Two drastically different games

Saturday April 19, 2008

Part of the beauty of baseball is how the same sport can take on such drastically different personalities. It's hard to believe these two games on different sides of the Pacific were played under essentially the same rules.

First, a Japanese high school game was forfeited after Shunshukan took a 66-0 lead in 1 1/3 innings over Kawamoto technical high school. The starting pitcher for Kawamoto needed more than 250 pitches to record four outs.

"At that pace the pitcher would have thrown around 500 pitches in four innings," the Kawamoto coach said, according to Reuters. "There was a danger he could get injured."

Gee, you think, coach? I think his arm might have been a little sore afterward anyway. Guess nobody else could pitch that day?
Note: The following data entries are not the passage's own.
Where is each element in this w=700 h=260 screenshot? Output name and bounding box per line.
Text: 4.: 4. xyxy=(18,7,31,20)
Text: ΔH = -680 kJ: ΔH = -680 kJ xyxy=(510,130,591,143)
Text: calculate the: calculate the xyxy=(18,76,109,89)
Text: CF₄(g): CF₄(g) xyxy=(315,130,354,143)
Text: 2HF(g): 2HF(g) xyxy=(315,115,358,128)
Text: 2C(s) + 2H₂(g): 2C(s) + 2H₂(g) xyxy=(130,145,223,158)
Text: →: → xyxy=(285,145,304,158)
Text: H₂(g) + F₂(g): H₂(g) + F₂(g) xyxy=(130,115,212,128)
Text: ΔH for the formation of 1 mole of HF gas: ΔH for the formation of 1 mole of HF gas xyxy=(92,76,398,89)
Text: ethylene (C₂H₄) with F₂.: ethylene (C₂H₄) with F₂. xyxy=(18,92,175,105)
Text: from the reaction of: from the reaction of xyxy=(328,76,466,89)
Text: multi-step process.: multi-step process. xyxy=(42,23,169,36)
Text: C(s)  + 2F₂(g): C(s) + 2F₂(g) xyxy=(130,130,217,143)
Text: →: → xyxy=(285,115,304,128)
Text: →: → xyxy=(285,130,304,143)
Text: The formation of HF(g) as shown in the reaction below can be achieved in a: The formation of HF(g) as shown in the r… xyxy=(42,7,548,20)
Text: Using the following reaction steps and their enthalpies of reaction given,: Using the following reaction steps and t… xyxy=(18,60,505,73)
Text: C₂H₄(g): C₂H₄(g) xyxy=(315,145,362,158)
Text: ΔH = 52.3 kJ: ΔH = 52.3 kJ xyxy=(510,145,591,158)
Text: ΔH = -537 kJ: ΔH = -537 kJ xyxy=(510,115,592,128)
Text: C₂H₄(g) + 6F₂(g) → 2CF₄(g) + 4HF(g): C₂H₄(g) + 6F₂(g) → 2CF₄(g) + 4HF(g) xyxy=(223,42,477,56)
And then there was Thursday night/morning's game in San Diego, the longest major-league game since 1993. In the Rockies' 2-1 victory that ended after 1 a.m. Pacific time, nobody scored until the 14th inning – when both teams scored once – and the Rockies pushed an unearned run across in the top of the 22nd.

Some strange numbers:

  • Three Rockies pitchers retired 23 consecutive Padres batters from the second to the 10th inning.
  • Padres pitchers tied a team record with 20 strikeouts and their Rockies counterparts set a team record with 17.
  • Had the game continued past the 22nd, winning pitcher Kip Wells probably would have pitched one more inning, then taken up a position and be replaced by infielder Clint Barmes, because the Rockies had no players left. "That would've been interesting," Colorado manager Clint Hurdle told the Associated Press. "That would've been another thing that I've never been a part of. That would've been the first move I ever made where no one second-guessed me."